Se rizó el rizo: Violeta Hernando publicó Muertos o algo peor con diecisiete años; Espido Freire ganó el Planeta con veinticinco. La editorial Lengua de Trapo hizo una lista de agraciados en 1998, a la que tituló Páginas amarillas.

Yo estaba allí en aquellos años, leyendo cantidades industriales de libros inútiles. No hay escritor de los noventa del cual yo no haya leído hasta su libro menos importante. José Machado, Berta Vías Mahou, Tino Pertierra. Díganme uno.

A pesar de que críticos como Ignacio Echevarría desprecian alegremente la literatura de aquellos años, lo cierto es que la demencia editorial de los noventa hizo un favor fundamental a la industria: acercar los libros a los jóvenes.

Cuando uno veía a Mañas en la tele o a Maestre en los periódicos se sentía concernido: la literatura también hablaba de nosotros, de los que entonces teníamos veinte años. Es más: las editoriales estaban dispuestas a publicarte un libro. Si yo no hubiera asistido a todo este espectáculo de permeabilidad editorial, nunca se me hubiera ocurrido mandar mi primera novela a Anagrama, novela que efectivamente me publicó.

¿Qué tenemos hoy, sin embargo? Una literatura vieja, aburrida; un premio Nadal echado a perder y cuyos ganadores no importan a nadie. Decenas de escritores jóvenes (pueden conocer a veinte de ellos en la antología que preparé para Lengua de Trapo: Última temporada) cuyos libros son prácticamente inencontrables, pues las grandes editoriales ya no están interesadas en publicar a menores de treinta años. Y, finalmente, miles de lectores potenciales —los más jóvenes— para los cuales la literatura es ese lugar donde no se habla de ellos. Es decir: un futuro muy negro para los libros.

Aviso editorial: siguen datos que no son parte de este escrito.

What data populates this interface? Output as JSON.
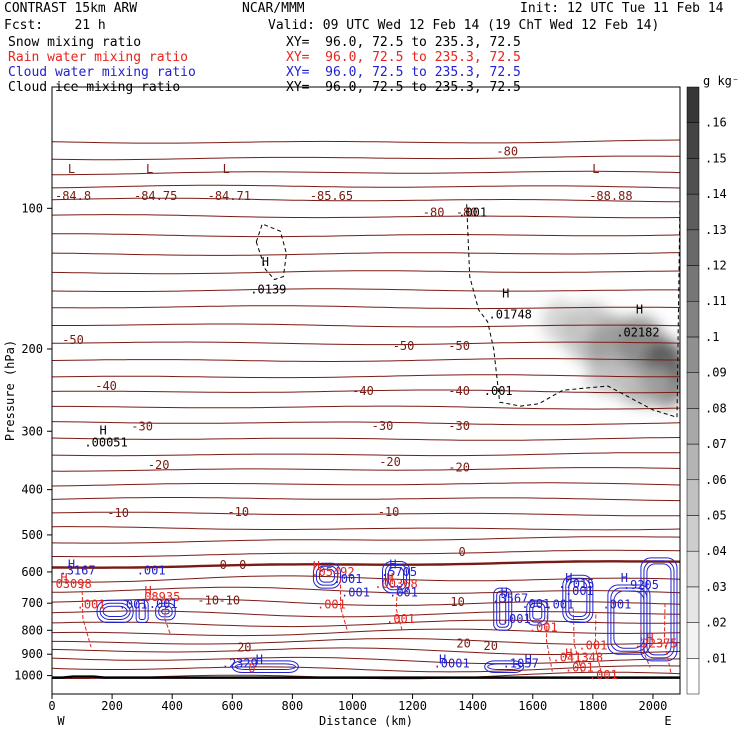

Es verdad que muchas de aquellas novelas eran una auténtica mierda y que varios de los autores que lloriquean en el documental Generación Kronen no se merecen otra cosa que el olvido en el que penan, pero la propia Historias del Kronen sigue siendo un digno testimonio —¿y qué otra cosa es la literatura sino testimonio?— de la vida en Madrid en los años noventa, Ray Loriga tiene grandes libros en su haber, como Trífero o El hombre que inventó Manhattan (cuando digo grandes, digo que podrán ser leídos con placer dentro de cincuenta años) y Juan Manuel de Prada escribe novelas de una solidez y pujanza que nada tienen que envidiar a, pongamos, Gonzalo Torrente Ballester. Juan Bonilla, Belén Gopegui o Antonio Orejudo son fruto de aquellas alegrías.